Fast forward to March 2019 and Iverson and his wife, Camille, were charged with intimidation of witnesses or victims.
The Iversons told the victim to sign a latter “as if he had written the letter himself,” according to the affidavit. “He also observed in the letter, it states that (the victim) never heard Christian Iverson say he was going to kill him. It also states that law enforcement forced (the victim) into making a false statement about Christian Iverson.”
The victim “stated these were all lies, and he in fact was threatened (by Iverson) and he was not forced into making a statement (by police),” police said in the affidavit. He “stated he felt pressured and coerced into signing the letter in fear of what Iverson would do to him if he refused.”

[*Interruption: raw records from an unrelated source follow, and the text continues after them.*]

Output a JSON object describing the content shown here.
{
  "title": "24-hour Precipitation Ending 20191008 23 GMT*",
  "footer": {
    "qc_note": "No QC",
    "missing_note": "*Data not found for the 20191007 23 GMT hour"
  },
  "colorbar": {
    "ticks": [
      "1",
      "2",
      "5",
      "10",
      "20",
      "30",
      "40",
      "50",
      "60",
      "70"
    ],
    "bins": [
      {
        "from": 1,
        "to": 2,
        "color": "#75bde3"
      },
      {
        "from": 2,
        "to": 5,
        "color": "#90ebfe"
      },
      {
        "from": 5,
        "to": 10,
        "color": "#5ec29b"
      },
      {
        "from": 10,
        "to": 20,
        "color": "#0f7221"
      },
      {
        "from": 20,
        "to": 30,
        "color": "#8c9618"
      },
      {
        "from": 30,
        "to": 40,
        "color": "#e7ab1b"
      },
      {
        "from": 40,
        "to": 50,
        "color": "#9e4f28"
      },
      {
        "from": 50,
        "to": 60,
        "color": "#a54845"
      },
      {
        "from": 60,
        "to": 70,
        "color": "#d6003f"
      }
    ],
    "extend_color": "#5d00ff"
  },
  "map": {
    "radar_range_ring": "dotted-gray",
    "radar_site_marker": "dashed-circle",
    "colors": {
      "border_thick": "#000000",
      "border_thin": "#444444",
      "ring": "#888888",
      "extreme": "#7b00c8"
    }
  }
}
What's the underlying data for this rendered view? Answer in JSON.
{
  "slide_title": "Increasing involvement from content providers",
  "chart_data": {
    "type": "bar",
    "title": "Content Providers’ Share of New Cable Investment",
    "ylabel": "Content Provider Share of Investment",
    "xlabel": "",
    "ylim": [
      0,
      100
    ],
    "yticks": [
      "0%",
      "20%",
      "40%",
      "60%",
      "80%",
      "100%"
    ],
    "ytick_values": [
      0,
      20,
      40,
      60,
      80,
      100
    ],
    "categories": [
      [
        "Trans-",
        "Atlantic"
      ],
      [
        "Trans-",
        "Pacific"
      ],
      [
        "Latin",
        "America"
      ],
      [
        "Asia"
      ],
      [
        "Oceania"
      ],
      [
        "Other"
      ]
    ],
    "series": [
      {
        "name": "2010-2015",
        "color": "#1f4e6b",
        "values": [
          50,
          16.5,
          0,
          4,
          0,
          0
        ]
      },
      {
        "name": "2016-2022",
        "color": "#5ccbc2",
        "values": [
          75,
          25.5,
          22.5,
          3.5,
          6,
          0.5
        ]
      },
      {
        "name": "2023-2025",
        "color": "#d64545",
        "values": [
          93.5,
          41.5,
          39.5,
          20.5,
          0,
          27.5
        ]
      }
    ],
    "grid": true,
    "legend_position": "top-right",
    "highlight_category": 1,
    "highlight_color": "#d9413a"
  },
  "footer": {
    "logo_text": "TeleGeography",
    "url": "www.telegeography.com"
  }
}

Police said the victim also received an offer that the Iversons would work for him for free if he signed the letter.
Iverson pled to a county of intimidation of witnesses or victims for that offense.
From the September incident, Iverson pled guilty to criminal trespass, flight to avoid apprehension, trial or punishment, DUI: Controlled substance/impaired ability – first offense, simple assault, resisting arrest, loitering and prowling at night time, criminal trespass, driving vehicle at safe speed, reckless driving, operate on private property without consent and theft by unlawful taking.
In exchange for the plea, a litany of charges were not prosecuted: Criminal attempt (burglary), burglary, terroristic threats, criminal mischief, two counts of DUI: General impairment/incapable of safe driving – first offense, DUI: Controlled substances/impaired ability – first offense, stalking, make repairs/sell/etc. offensive weapons, two counts of fleeing or attempting to elude a police officer, harassment, disorderly conduct, driving on right side of roadway, fail to yield right, duty of driver in emergency response areas, two counts of abandoning vehicle on public/private property, careless driving, two counts of damage real property by operating a motor vehicle, duty to give information or render aid, accident involving damage to unattended vehicle/property, restraint systems, unlawful operate now/ATV at unsafe speed, unlawful operate snow/ATV in careless way, two counts of aggravated assault, possession – small amount of marijuana, possession of drug paraphernalia, recklessly endangering another person, unlawful operate snow/atv without helmet, unlawful operation – registration certificate and snowmobile/ATV liability insurance required.
Skerda walked through maximum penalties for those charges that they total approximately nearly 32 years incarceration and fines of over $70,000.